A week earlier, the Black fraternity held a similar voter registration drive outside the Local Market store in the Jeffrey Plaza in South Shore. But last Saturday’s registration drive at Rainbow PUSH seemed busier with Early Voting more than a week away. Volunteers in the fraternity’s signature colored purple and gold T-shirts stood on street corners with large signs to attract voter registration applicants.
They found one new applicant, Tremaine Gardner, Jr. who at 18 years old, became a registered voter for the first time in his life. He came with his mother.
“I felt good with all the support behind me,” Gardner said.
“It’s [Voting] always been a big thing for my family,” Gardner said. We know our ancestors did not have the right to vote. So, I just felt it was important for me to get out and register to vote.”
Gardner said President Donald Trump’s divisive leadership in the White House was a factor in his registering to vote.
“I feel that he’s not doing a good job right now,” Gardner said. “Ever since he’s been in office, things have been going down.”
Gardner also said police brutality remains an important issue to him as well. Gardner said he plans to vote in person on Election Day.

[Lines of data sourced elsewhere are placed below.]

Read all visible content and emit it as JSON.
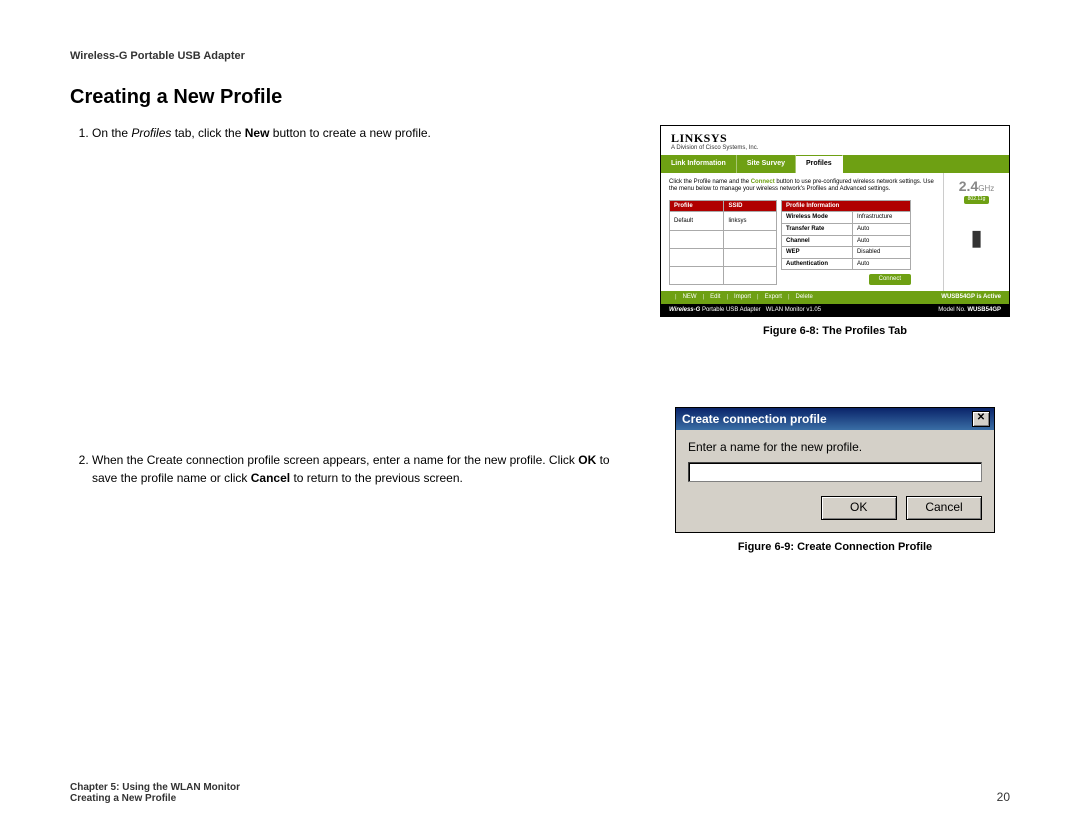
{
  "header": {
    "product": "Wireless-G Portable USB Adapter"
  },
  "title": "Creating a New Profile",
  "steps": {
    "s1": {
      "pre": "On the ",
      "italic": "Profiles",
      "mid": " tab, click the ",
      "bold": "New",
      "post": " button to create a new profile."
    },
    "s2": {
      "pre": "When the Create connection profile screen appears, enter a name for the new profile. Click ",
      "bold1": "OK",
      "mid": " to save the profile name or click ",
      "bold2": "Cancel",
      "post": " to return to the previous screen."
    }
  },
  "figure8": {
    "caption": "Figure 6-8: The Profiles Tab",
    "logo": "LINKSYS",
    "logo_tag": "A Division of Cisco Systems, Inc.",
    "tabs": {
      "link": "Link Information",
      "survey": "Site Survey",
      "profiles": "Profiles"
    },
    "instr_pre": "Click the Profile name and the ",
    "instr_connect": "Connect",
    "instr_post": " button to use pre-configured wireless network settings. Use the menu below to manage your wireless network's Profiles and Advanced settings.",
    "list_headers": {
      "profile": "Profile",
      "ssid": "SSID"
    },
    "list_row": {
      "profile": "Default",
      "ssid": "linksys"
    },
    "info_header": "Profile Information",
    "info_rows": [
      {
        "k": "Wireless Mode",
        "v": "Infrastructure"
      },
      {
        "k": "Transfer Rate",
        "v": "Auto"
      },
      {
        "k": "Channel",
        "v": "Auto"
      },
      {
        "k": "WEP",
        "v": "Disabled"
      },
      {
        "k": "Authentication",
        "v": "Auto"
      }
    ],
    "connect_btn": "Connect",
    "ghz_num": "2.4",
    "ghz_unit": "GHz",
    "ghz_badge": "802.11g",
    "greenbar": {
      "new": "NEW",
      "edit": "Edit",
      "import": "Import",
      "export": "Export",
      "delete": "Delete",
      "status": "WUSB54GP is Active"
    },
    "blackbar": {
      "brand": "Wireless-G",
      "prod": " Portable USB Adapter",
      "mon": "WLAN Monitor  v1.05",
      "model_lbl": "Model No.",
      "model": "WUSB54GP"
    }
  },
  "figure9": {
    "caption": "Figure 6-9: Create Connection Profile",
    "title": "Create connection profile",
    "prompt": "Enter a name for the new profile.",
    "input_value": "",
    "ok": "OK",
    "cancel": "Cancel",
    "close": "✕"
  },
  "footer": {
    "chapter": "Chapter 5: Using the WLAN Monitor",
    "section": "Creating a New Profile",
    "page": "20"
  }
}
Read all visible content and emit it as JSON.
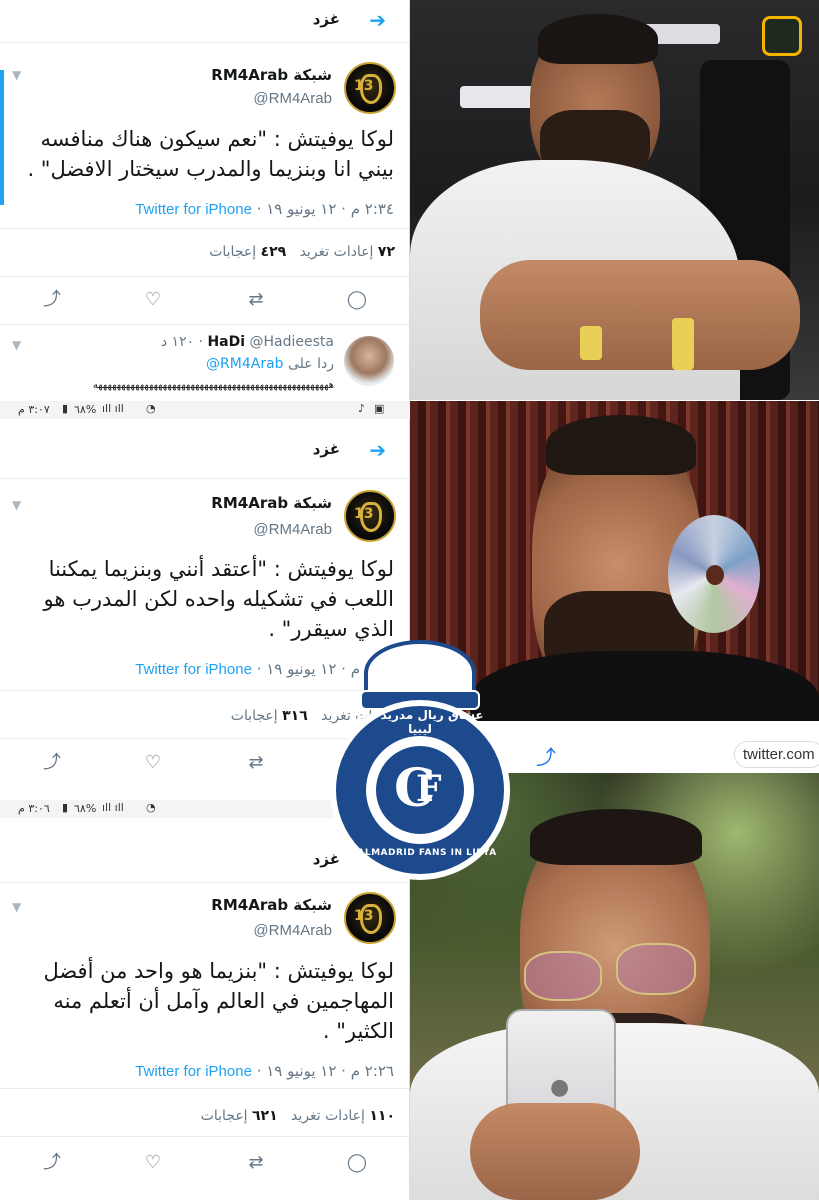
{
  "header": {
    "title": "غزد",
    "back_icon": "arrow-right-icon"
  },
  "tweets": [
    {
      "display_name": "شبكة RM4Arab",
      "handle": "@RM4Arab",
      "text": "لوكا يوفيتش : \"نعم سيكون هناك منافسه بيني انا وبنزيما والمدرب سيختار الافضل\" .",
      "time": "٢:٣٤ م · ١٢ يونيو ١٩ ·",
      "source": "Twitter for iPhone",
      "retweets_count": "٧٢",
      "retweets_label": "إعادات تغريد",
      "likes_count": "٤٢٩",
      "likes_label": "إعجابات"
    },
    {
      "display_name": "شبكة RM4Arab",
      "handle": "@RM4Arab",
      "text": "لوكا يوفيتش : \"أعتقد أنني وبنزيما يمكننا اللعب في تشكيله واحده لكن المدرب هو الذي سيقرر\" .",
      "time": "٢:٣٠ م · ١٢ يونيو ١٩ ·",
      "source": "Twitter for iPhone",
      "retweets_label": "اعادات تغريد",
      "likes_count": "٣١٦",
      "likes_label": "إعجابات"
    },
    {
      "display_name": "شبكة RM4Arab",
      "handle": "@RM4Arab",
      "text": "لوكا يوفيتش : \"بنزيما هو واحد من أفضل المهاجمين في العالم وآمل أن أتعلم منه الكثير\" .",
      "time": "٢:٢٦ م · ١٢ يونيو ١٩ ·",
      "source": "Twitter for iPhone",
      "retweets_count": "١١٠",
      "retweets_label": "إعادات تغريد",
      "likes_count": "٦٢١",
      "likes_label": "إعجابات"
    }
  ],
  "reply": {
    "name": "HaDi",
    "handle": "@Hadieesta",
    "time": "١٢٠ د",
    "reply_to_label": "ردا على",
    "reply_to_handle": "@RM4Arab",
    "text": "هههههههههههههههههههههههههههههههههههههههههههههههههههه"
  },
  "status_bars": [
    {
      "time": "٣:٠٧ م",
      "battery": "٦٨%"
    },
    {
      "time": "٣:٠٦ م",
      "battery": "٦٨%"
    }
  ],
  "action_icons": [
    "share-icon",
    "like-icon",
    "retweet-icon",
    "reply-icon"
  ],
  "photo_panel": {
    "share_label": "twitter.com"
  },
  "watermark": {
    "arabic_text": "عشاق ريال مدريد في ليبيا",
    "english_text": "REALMADRID FANS IN LIBYA"
  },
  "colors": {
    "twitter_blue": "#1da1f2",
    "text": "#14171a",
    "muted": "#657786",
    "badge_navy": "#1c4a8c"
  }
}
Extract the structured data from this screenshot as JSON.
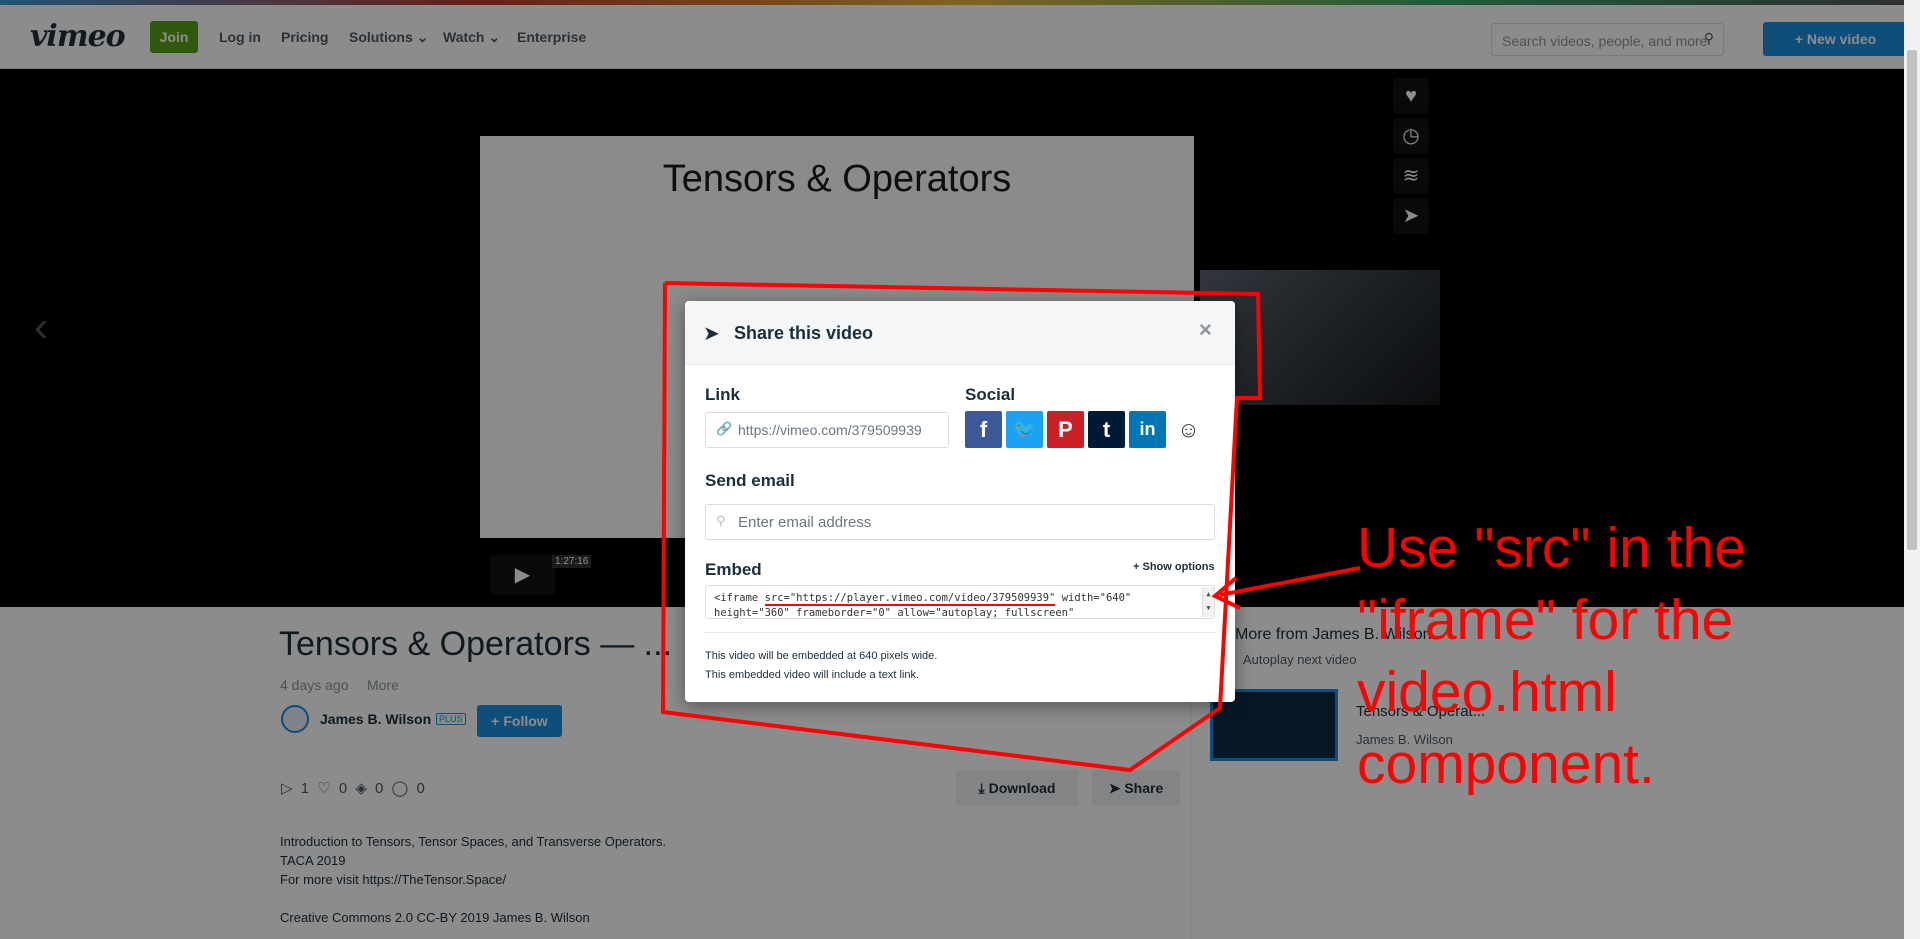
{
  "header": {
    "logo": "vimeo",
    "join": "Join",
    "login": "Log in",
    "pricing": "Pricing",
    "solutions": "Solutions ⌄",
    "watch": "Watch ⌄",
    "enterprise": "Enterprise",
    "search_placeholder": "Search videos, people, and more",
    "new_video": "+ New video"
  },
  "player": {
    "slide_title": "Tensors & Operators",
    "time": "1:27:16"
  },
  "page": {
    "title": "Tensors & Operators — ...",
    "age": "4 days ago",
    "more": "More",
    "uploader": "James B. Wilson",
    "plus": "PLUS",
    "follow": "+ Follow",
    "stats": "▷ 1   ♡ 0   ◈ 0   ◯ 0",
    "download": "Download",
    "share": "Share",
    "description": [
      "Introduction to Tensors, Tensor Spaces, and Transverse Operators.",
      "TACA 2019",
      "For more visit https://TheTensor.Space/",
      "",
      "Creative Commons 2.0 CC-BY 2019 James B. Wilson"
    ]
  },
  "sidebar": {
    "more_from": "More from James B. Wilson",
    "autoplay": "Autoplay next video",
    "rec_title": "Tensors & Operat...",
    "rec_author": "James B. Wilson"
  },
  "modal": {
    "title": "Share this video",
    "close": "×",
    "link_label": "Link",
    "link_value": "https://vimeo.com/379509939",
    "social_label": "Social",
    "email_label": "Send email",
    "email_placeholder": "Enter email address",
    "embed_label": "Embed",
    "show_options": "+ Show options",
    "embed_line1_pre": "<iframe ",
    "embed_line1_src": "src=\"https://player.vimeo.com/video/379509939\"",
    "embed_line1_post": " width=\"640\"",
    "embed_line2": "height=\"360\" frameborder=\"0\" allow=\"autoplay; fullscreen\"",
    "note1": "This video will be embedded at 640 pixels wide.",
    "note2": "This embedded video will include a text link."
  },
  "annotation": {
    "line1": "Use \"src\" in the",
    "line2": "\"iframe\" for the",
    "line3": "video.html",
    "line4": "component."
  },
  "colors": {
    "annotation": "#ff0000",
    "brand_blue": "#1a8ee1",
    "join_green": "#5aa21b"
  }
}
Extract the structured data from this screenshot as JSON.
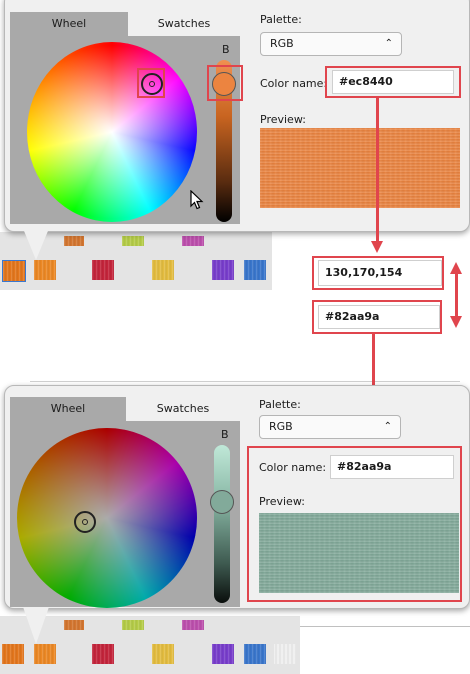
{
  "top_dialog": {
    "tabs": [
      {
        "label": "Wheel"
      },
      {
        "label": "Swatches"
      }
    ],
    "brightness_label": "B",
    "palette_label": "Palette:",
    "palette_value": "RGB",
    "color_name_label": "Color name:",
    "color_name_value": "#ec8440",
    "preview_label": "Preview:",
    "preview_color": "#ec8440"
  },
  "middle": {
    "rgb_field_value": "130,170,154",
    "hex_field_value": "#82aa9a"
  },
  "bottom_dialog": {
    "tabs": [
      {
        "label": "Wheel"
      },
      {
        "label": "Swatches"
      }
    ],
    "brightness_label": "B",
    "palette_label": "Palette:",
    "palette_value": "RGB",
    "color_name_label": "Color name:",
    "color_name_value": "#82aa9a",
    "preview_label": "Preview:",
    "preview_color": "#82aa9a"
  },
  "colors": {
    "highlight": "#e0454d",
    "panel_bg": "#f0f0f0",
    "wheel_bg": "#a9a9a9"
  },
  "swatches": [
    "#e8781c",
    "#f08a24",
    "#c8243c",
    "#e8c040",
    "#7a3ed0",
    "#3a78d0",
    "#ffffff"
  ],
  "icons": [
    "chevron-down-icon",
    "mouse-pointer-icon",
    "double-arrow-icon"
  ]
}
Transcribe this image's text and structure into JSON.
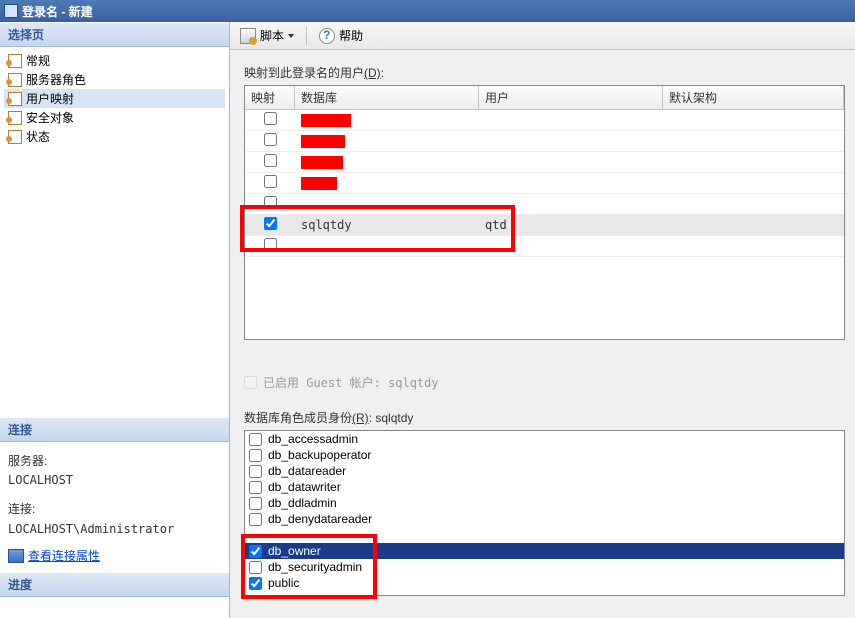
{
  "window": {
    "title": "登录名 - 新建"
  },
  "sections": {
    "select_page": "选择页",
    "connection": "连接",
    "progress": "进度"
  },
  "pages": [
    {
      "label": "常规"
    },
    {
      "label": "服务器角色"
    },
    {
      "label": "用户映射"
    },
    {
      "label": "安全对象"
    },
    {
      "label": "状态"
    }
  ],
  "connection": {
    "server_label": "服务器:",
    "server_value": "LOCALHOST",
    "conn_label": "连接:",
    "conn_value": "LOCALHOST\\Administrator",
    "view_props": "查看连接属性"
  },
  "toolbar": {
    "script": "脚本",
    "help": "帮助"
  },
  "mapping": {
    "label_prefix": "映射到此登录名的用户",
    "label_mnemonic": "(D)",
    "label_suffix": ":",
    "columns": {
      "map": "映射",
      "db": "数据库",
      "user": "用户",
      "schema": "默认架构"
    },
    "rows": [
      {
        "checked": false,
        "db": "",
        "user": "",
        "redact_w": 50,
        "redact_left": 0
      },
      {
        "checked": false,
        "db": "",
        "user": "",
        "redact_w": 44,
        "redact_left": 0
      },
      {
        "checked": false,
        "db": "",
        "user": "",
        "redact_w": 42,
        "redact_left": 0
      },
      {
        "checked": false,
        "db": "",
        "user": "",
        "redact_w": 36,
        "redact_left": 0
      },
      {
        "checked": false,
        "db": "",
        "user": "",
        "redact_w": 0,
        "redact_left": 0
      },
      {
        "checked": true,
        "db": "sqlqtdy",
        "user": "qtd",
        "redact_w": 0,
        "redact_left": 0,
        "selected": true
      },
      {
        "checked": false,
        "db": "",
        "user": "",
        "redact_w": 0,
        "redact_left": 0
      }
    ]
  },
  "guest": {
    "label": "已启用 Guest 帐户: sqlqtdy"
  },
  "roles": {
    "label_prefix": "数据库角色成员身份",
    "label_mnemonic": "(R)",
    "label_suffix": ":  sqlqtdy",
    "items": [
      {
        "name": "db_accessadmin",
        "checked": false
      },
      {
        "name": "db_backupoperator",
        "checked": false
      },
      {
        "name": "db_datareader",
        "checked": false
      },
      {
        "name": "db_datawriter",
        "checked": false
      },
      {
        "name": "db_ddladmin",
        "checked": false
      },
      {
        "name": "db_denydatareader",
        "checked": false
      },
      {
        "name": "",
        "checked": false,
        "hidden_behind_box": true
      },
      {
        "name": "db_owner",
        "checked": true,
        "highlighted": true
      },
      {
        "name": "db_securityadmin",
        "checked": false
      },
      {
        "name": "public",
        "checked": true
      }
    ]
  }
}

Applicants can also register to vote during Early Voting, which starts Monday, October 1 at the Loop Super Site at 191 N. Clark in downtown Chicago.
New Applicants need either a driver’s license or Illinois state ID to register to vote.
On October 14, Early Voting sites will open in all 50 wards. These sites will also allow applicants to register to vote.
All Early Voting sites will have secured drop boxes for people to place mail-in ballots.
Ballots can also be returned by USPS, FedEx or UPS.
Early voters are encouraged to wear a facemask that covers the mouth and nose, whether they are casting a ballot in person or using a secured drop box. Voters in line must maintain a social distance of six feet.
In the 2016 presidential election, there were 1,570,529 voters in Chicago.
According to the Illinois State Board of Elections, there are 8,097,601 active voters in Illinois and 626,611 inactive voters or residents whose addresses have not been confirmed but can still vote.
In Chicago, there are over 1.5 million active voters, but more than 270,000 are inactive.